Marcel Winatschek

Haus am Kollnischen Park

There’s this specific desperation you feel in the days before throwing a party you actually care about. The 23rd was locked—Simian Mobile Disco, Metronomy, Boy 8-Bit, Les Gillettes at Haus am Kollnischen Park in Berlin. Somewhere in that week I was probably begging people to vote for us in some competition, throwing around whatever language felt urgent enough to make it stick. That’s what you do. You’ll say anything to get bodies in the room when the night happens, to make people understand why this matters.

The truth is I genuinely believed in the lineup. That’s not hype—Simian Mobile Disco could make any room feel significant, Metronomy had that deadpan English cool that either completely works or dies, Boy 8-Bit and Les Gillettes understood what the night was supposed to feel like in their bones. When you get those pieces right, the desperation feels less pathetic and more just… honest. Necessary, even.
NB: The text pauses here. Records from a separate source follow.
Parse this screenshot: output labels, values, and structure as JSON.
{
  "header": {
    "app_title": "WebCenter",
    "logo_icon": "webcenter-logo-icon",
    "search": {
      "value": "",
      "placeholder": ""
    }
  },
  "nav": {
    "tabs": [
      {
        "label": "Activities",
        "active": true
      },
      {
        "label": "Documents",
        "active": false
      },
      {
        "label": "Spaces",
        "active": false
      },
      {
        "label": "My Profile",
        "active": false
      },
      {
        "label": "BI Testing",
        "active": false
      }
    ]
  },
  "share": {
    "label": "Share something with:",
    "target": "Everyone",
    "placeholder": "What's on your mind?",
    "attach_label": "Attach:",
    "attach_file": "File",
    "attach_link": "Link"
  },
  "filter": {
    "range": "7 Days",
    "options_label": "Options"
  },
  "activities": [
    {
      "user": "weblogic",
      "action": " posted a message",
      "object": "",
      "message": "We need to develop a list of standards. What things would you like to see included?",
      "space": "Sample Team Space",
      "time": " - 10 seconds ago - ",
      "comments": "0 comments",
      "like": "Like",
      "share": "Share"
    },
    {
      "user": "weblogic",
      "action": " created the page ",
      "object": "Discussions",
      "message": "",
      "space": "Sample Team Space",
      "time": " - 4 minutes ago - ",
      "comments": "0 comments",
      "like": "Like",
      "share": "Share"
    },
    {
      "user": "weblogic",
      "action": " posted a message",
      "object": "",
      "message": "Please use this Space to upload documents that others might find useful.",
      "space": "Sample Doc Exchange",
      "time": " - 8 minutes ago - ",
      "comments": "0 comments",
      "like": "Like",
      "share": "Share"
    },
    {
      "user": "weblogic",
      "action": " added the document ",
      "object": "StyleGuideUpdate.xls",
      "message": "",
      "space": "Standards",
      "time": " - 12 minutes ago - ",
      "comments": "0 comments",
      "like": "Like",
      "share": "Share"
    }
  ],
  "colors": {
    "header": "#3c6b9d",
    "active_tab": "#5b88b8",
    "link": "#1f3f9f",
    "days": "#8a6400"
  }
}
There’s an anxiety in that week where you’re completely exposed. You’ve staked something into this and now you’re waiting to find out if other people care even a fraction as much as you do. It’s vulnerable in a stupid way. But it’s also the moment right before something good happens—before the floor gets sticky, before the air fills with sweat and beer and that metallic electricity of a room full of people who stopped thinking and started feeling.

I don’t remember how many people voted or showed up. What stays with me is that week. The mix of conviction and desperation, both feeding each other. The belief that what we’d put together mattered, completely tangled up with the actual terror that maybe we were the only ones who thought so.